It has been one year since our first Border Collie Paisley died. Paisley was fourteen and a half; her loss was not a surprise. For the last year of her life, she had been slowing down. Then one evening exactly one year ago, she didn’t seem right. She was lying on her spot on her favorite Persian rug; her breathing was difficult. I took Julia to the store for dinner fixings. When I came back, Mark was sitting on the front stoop and Paisley was next to him. He was patting her. He said she had come to see him. I didn’t know how she could have gotten there. But he was her boss – he and the sheep were her reason to live. She wanted to be near him.
We started with four Romney sheep in 1979 – Betsy, Putney, Frieda and Alfie.

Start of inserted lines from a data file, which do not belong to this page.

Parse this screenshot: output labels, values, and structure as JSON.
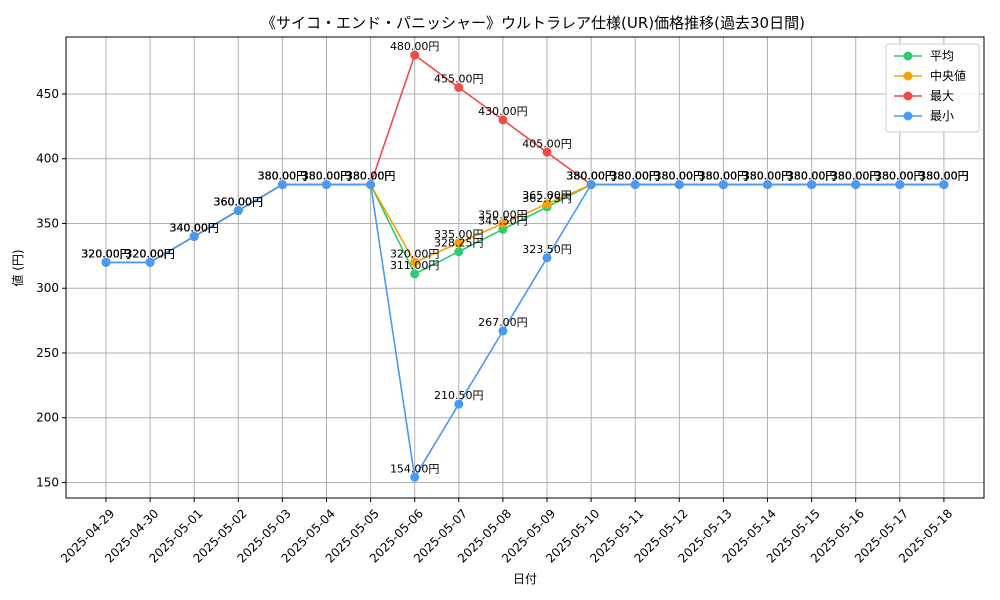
{
  "chart_data": {
    "type": "line",
    "title": "《サイコ・エンド・パニッシャー》ウルトラレア仕様(UR)価格推移(過去30日間)",
    "xlabel": "日付",
    "ylabel": "値 (円)",
    "ylim": [
      138,
      494
    ],
    "yticks": [
      150,
      200,
      250,
      300,
      350,
      400,
      450
    ],
    "grid": true,
    "legend_position": "top-right",
    "value_suffix": "円",
    "categories": [
      "2025-04-29",
      "2025-04-30",
      "2025-05-01",
      "2025-05-02",
      "2025-05-03",
      "2025-05-04",
      "2025-05-05",
      "2025-05-06",
      "2025-05-07",
      "2025-05-08",
      "2025-05-09",
      "2025-05-10",
      "2025-05-11",
      "2025-05-12",
      "2025-05-13",
      "2025-05-14",
      "2025-05-15",
      "2025-05-16",
      "2025-05-17",
      "2025-05-18"
    ],
    "series": [
      {
        "name": "平均",
        "color": "#2ecc71",
        "values": [
          320,
          320,
          340,
          360,
          380,
          380,
          380,
          311,
          328.25,
          345.5,
          362.75,
          380,
          380,
          380,
          380,
          380,
          380,
          380,
          380,
          380
        ]
      },
      {
        "name": "中央値",
        "color": "#f5a30a",
        "values": [
          320,
          320,
          340,
          360,
          380,
          380,
          380,
          320,
          335,
          350,
          365,
          380,
          380,
          380,
          380,
          380,
          380,
          380,
          380,
          380
        ]
      },
      {
        "name": "最大",
        "color": "#f04b4b",
        "values": [
          320,
          320,
          340,
          360,
          380,
          380,
          380,
          480,
          455,
          430,
          405,
          380,
          380,
          380,
          380,
          380,
          380,
          380,
          380,
          380
        ]
      },
      {
        "name": "最小",
        "color": "#4a9af5",
        "values": [
          320,
          320,
          340,
          360,
          380,
          380,
          380,
          154,
          210.5,
          267,
          323.5,
          380,
          380,
          380,
          380,
          380,
          380,
          380,
          380,
          380
        ]
      }
    ]
  }
}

Then we got the ram Zeno. Every year we had more. We went to Scotland a few times and watched the farmers on their hills with their dogs by their sides. The black and white dogs gracefully rounded up the sheep and brought them to the farmer. It was all too romantic and beautiful – a farmer, his sheep, and his dog.
Soon we had fifty sheep. We were living in eastern Massachusetts and our sheep were living on Mark’s family farm in western Massachusetts. Mark organized the sheep so he could leave them fenced and fed for a couple days until he could make it back out west to tend to them. As our sheep numbers increased, it became clear that a dog would be helpful. Although Mark and I made a humorous site -- running around, waving our arms, and trying to corral fifty sheep, we truly were ineffective. Mark decided it was time for a dog. I let him decide. Getting a Border Collie is a huge time committent; it had to be his decision (even though I was dying for a new dog). So we found her. She was beautiful – a fluffy, speckled Border Collie with spunk. Her spots reminded me of paisleys, a favorite motif from textiles. So we named her Paisley.
It soon became clear that Paisley had talent. At our old place in eastern Mass, we had chickens. Paisley never left the side of the fence, she just stared at them and chased along the side of the fence. Most dog trainers say this will ruin a dog. Lucky for us, it didn’t ruin Paisley. When we would take her to the sheep, she became possessed – as only a Border Collie can. She would crouch down and slowly walk up. She would dive. She didn’t know why or what she was doing, she just knew she had to.
Mark took a few lessons so he could try to understand the mind of a Border Collie. He read a lot of books and watched a lot of Border Collie videos. Slowly he figured out what she wanted for commands. They became a team. They were inseparable. I loved her too, but he “was it” for her.
For thirteen years, Paisley and Mark moved sheep around. From field to field, the sheep clipped the grass. After the field was finished, he and she would move them again. I loved watching – I clearly was not part of it. Mark would send her out to find the sheep. She liked to run wide – very wide. She would disappear. Then suddenly, I would hear it – hundreds of little hooves barreling towards Mark with the dog in hot pursuit. Every time I watched, it made me smile and I was amazed. In the sheep would go, just where Mark and Paisley wanted them.
After fifteen years in Eastern Massachusetts, we found a place of our own five miles from the farm where the sheep lived. We moved here with our not yet year old daughter, Julia. By then, we had another Border Collie Phoebe. (Unfortunately, sweet as she is, Phoebe isn’t interested in sheep! Chickens are her thing – I’m her boss.)
One hot late summer day, Mark told me he was going to bring the sheep up from the other farm to our new place to begin grazing our overgrown pastures. I figured he would spend the day with the dog, loading sheep into the rickety trailer and hauling them up to our new farm. He had different plans. He, the eighty sheep, and Paisley were going to walk. Paisley was about ten years old and beginning to slow down. The road was busy one, but it was a weekend. People could wait – after all, this is the country. Part of the way was unpaved - it wouldn’t be too hard on the sheep’s feet. Off they went. I waited at home with a one year old listening. It took them four hours. They all made it – Mark, the sheep, none of whom had never walked that far in a day, with Paisley behind them. It was such a great day – such a lovely feeling of success with a dog and a bunch of unruly sheep. Neither of us will ever forget it.
Nor will we ever forget Paisley. She died the next morning in her favorite spot. It was her time. She had a good life. She was never sick a day. She lived and worked hard. When we found her, we didn’t know what to do. We cried. We drank some coffee. We had to decide where to bury her. Mark said she needed to be in a field near her sheep. She loved her fields and her sheep. Later that afternoon, we dug a hole with the bucket of the tractor in my perennial garden overlooking her fields and buried her. I planted a white tree peony above her. The tree peony is blooming today. Paisley had a good life.